The congresswoman said she was shocked to learn from the Charleston Post and Courier report by Caitlin Byrd that 14 counties in South Carolina do not have a single OB-GYN doctor.

“So what are we doing for women, particularly in poor areas, or rural areas? We know that there are a lot of issues with this, and particularly post-Roe, and I want to hear a Republican candidate talk about it; it is extremely important to me as a woman, and I know that it’s important to voters down here in the 1st Congressional District.” 

Mace went on to say the other issue she wants to hear the GOP candidates address is what they intend to do to stem the flow of fentanyl coming across the border of the U.S. and Mexico.

“What does border control look like? What does border security look like? How is the Republican president going to work with Democrats on this? I mean, Democrats want DACA, we want a wall. So how will it work during their administration?

“Are we going to address the visa system? In my district, we rely significantly on the H2B visa program, and in other parts of the state, which are more farming and Ag dependent, we rely on H1B visas. So how are we going to address the visa crisis? Because we don’t have enough people for the jobs that we have to fulfill the tourism supply chain. We have great demands for tourism, food and beverage, and hospitality jobs, but we don’t have the people to fill those jobs. So the visa issue has to be addressed. 

“So in terms of what I’m looking for, those are the top three issues that I would like to see addressed,” she said.

As for what will happen in Washington once Congress returns to work on Sept. 12, Mace said, “a lot of spending fights will be happening” and she put the odds of a partial government shutdown at “about 50/50.”

“I warned people months ago when we did the debt ceiling bill that it wasn’t all that it was cracked up to be,” she said. 

“And I think once we get back, we’re going to see some members who feel they were made promises that weren’t kept, and there will be others who will have to acknowledge they didn’t understand what the debt ceiling bill was and how we really didn’t need to change the structure of our debt.

“We didn’t reduce the debt with the debt ceiling bill. We didn’t reduce our deficit. We’re actually adding $20 trillion of debt over the next 10 years. And this is a problem that was started and has been continued by Republicans and Democrats alike.”

Mace predicted that there will be fierce fights over spending as each of the appropriation bills come through the pipeline and, “I think you’re going to see the abortion issue conflated as spending because people want to show their constituents back home how conservative they are — even when abortion-related measures actually have nothing to do with the bill.

“There’ll be some of those shenanigans that are played.
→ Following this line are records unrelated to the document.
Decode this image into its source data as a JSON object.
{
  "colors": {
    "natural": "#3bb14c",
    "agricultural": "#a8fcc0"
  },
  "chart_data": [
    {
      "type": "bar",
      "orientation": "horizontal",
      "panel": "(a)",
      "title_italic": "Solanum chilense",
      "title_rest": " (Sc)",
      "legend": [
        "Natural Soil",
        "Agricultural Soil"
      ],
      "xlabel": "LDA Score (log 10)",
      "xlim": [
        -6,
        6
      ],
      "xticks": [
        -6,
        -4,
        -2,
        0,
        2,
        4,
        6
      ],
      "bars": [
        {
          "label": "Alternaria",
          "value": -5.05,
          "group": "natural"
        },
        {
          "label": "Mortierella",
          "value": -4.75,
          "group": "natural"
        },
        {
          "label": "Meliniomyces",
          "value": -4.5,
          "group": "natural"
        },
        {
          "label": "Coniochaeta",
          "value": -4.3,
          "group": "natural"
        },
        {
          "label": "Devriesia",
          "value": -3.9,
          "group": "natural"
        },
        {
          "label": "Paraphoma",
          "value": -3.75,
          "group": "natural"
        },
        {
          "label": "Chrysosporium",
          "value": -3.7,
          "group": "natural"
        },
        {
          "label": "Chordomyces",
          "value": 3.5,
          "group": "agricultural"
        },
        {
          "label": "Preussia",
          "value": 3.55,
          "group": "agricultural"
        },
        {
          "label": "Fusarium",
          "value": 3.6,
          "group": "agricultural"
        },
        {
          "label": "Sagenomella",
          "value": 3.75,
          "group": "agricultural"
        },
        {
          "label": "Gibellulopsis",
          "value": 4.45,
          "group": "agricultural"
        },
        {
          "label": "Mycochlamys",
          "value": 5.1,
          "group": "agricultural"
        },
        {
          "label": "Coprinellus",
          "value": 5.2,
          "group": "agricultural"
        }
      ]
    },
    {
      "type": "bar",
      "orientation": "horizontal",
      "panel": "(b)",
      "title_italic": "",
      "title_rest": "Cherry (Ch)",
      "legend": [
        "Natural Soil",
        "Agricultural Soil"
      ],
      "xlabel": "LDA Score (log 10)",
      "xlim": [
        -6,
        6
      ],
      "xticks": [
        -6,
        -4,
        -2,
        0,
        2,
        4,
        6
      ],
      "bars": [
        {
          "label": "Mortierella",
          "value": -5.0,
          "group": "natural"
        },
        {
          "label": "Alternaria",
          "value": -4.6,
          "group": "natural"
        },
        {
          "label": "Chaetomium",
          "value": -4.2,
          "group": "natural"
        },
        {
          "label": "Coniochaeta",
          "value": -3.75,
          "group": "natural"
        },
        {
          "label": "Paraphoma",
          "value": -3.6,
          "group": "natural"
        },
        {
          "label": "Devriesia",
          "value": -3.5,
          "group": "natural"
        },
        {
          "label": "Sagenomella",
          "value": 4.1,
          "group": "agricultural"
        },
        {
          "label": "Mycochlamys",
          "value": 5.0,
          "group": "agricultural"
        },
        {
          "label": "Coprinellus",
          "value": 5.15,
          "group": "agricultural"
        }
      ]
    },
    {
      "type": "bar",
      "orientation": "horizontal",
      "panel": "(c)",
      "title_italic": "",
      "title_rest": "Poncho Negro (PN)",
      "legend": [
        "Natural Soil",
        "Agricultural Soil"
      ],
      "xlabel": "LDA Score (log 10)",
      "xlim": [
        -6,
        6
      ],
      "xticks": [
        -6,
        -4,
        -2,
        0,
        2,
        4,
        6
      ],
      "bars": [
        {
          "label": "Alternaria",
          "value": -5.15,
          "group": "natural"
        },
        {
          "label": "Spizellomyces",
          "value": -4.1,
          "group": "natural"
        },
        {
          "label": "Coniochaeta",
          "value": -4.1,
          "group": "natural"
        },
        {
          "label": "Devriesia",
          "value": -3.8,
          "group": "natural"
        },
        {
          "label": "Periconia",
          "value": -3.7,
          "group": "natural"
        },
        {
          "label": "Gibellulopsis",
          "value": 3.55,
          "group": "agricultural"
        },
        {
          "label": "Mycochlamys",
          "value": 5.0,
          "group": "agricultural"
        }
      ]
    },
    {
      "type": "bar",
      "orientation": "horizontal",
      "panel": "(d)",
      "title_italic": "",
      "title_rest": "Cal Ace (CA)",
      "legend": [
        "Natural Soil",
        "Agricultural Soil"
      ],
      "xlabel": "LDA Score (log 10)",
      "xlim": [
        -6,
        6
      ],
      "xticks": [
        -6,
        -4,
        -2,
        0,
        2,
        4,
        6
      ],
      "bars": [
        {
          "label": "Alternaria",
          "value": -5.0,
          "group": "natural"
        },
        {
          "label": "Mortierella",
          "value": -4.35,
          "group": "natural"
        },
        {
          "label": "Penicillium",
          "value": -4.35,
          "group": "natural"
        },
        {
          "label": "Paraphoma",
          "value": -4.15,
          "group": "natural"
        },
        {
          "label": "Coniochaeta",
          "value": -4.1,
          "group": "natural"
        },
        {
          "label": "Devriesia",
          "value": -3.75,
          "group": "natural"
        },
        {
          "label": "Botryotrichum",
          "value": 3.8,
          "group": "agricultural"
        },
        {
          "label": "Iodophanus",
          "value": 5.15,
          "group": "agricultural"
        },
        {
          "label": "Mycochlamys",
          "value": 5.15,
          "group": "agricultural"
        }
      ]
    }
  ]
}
I just want to have some fiscal sanity and fiscal responsibility,” Mace said. “And I blame both sides for the predicament that we’re in. I blame both sides for obfuscating and sometimes denying the real financial dire straits that we’re in right now. And so you’ll see me vote accordingly. 

“I do not like waste, I do not. You know, we’re gonna have a bunch of supplementals come through. And in fact, we’re talking about another supplemental for Ukraine spending, when we haven’t even seen where all the money has gone so far,” she continued.

“And we have people screaming back here in the district, ‘Why are we sending more aid to Ukraine, when we haven’t done enough for Hawaii?’ So you’re gonna see a bit of that debate come up. And if Republicans want to move forward on spending, they’re going to have to do it in a bipartisan way, because they will not get full support of the conference or of Republicans. Those are some of the big things that are going to happen when we get back. And like I said, I think there’s a real risk to having a government shutdown when we return.”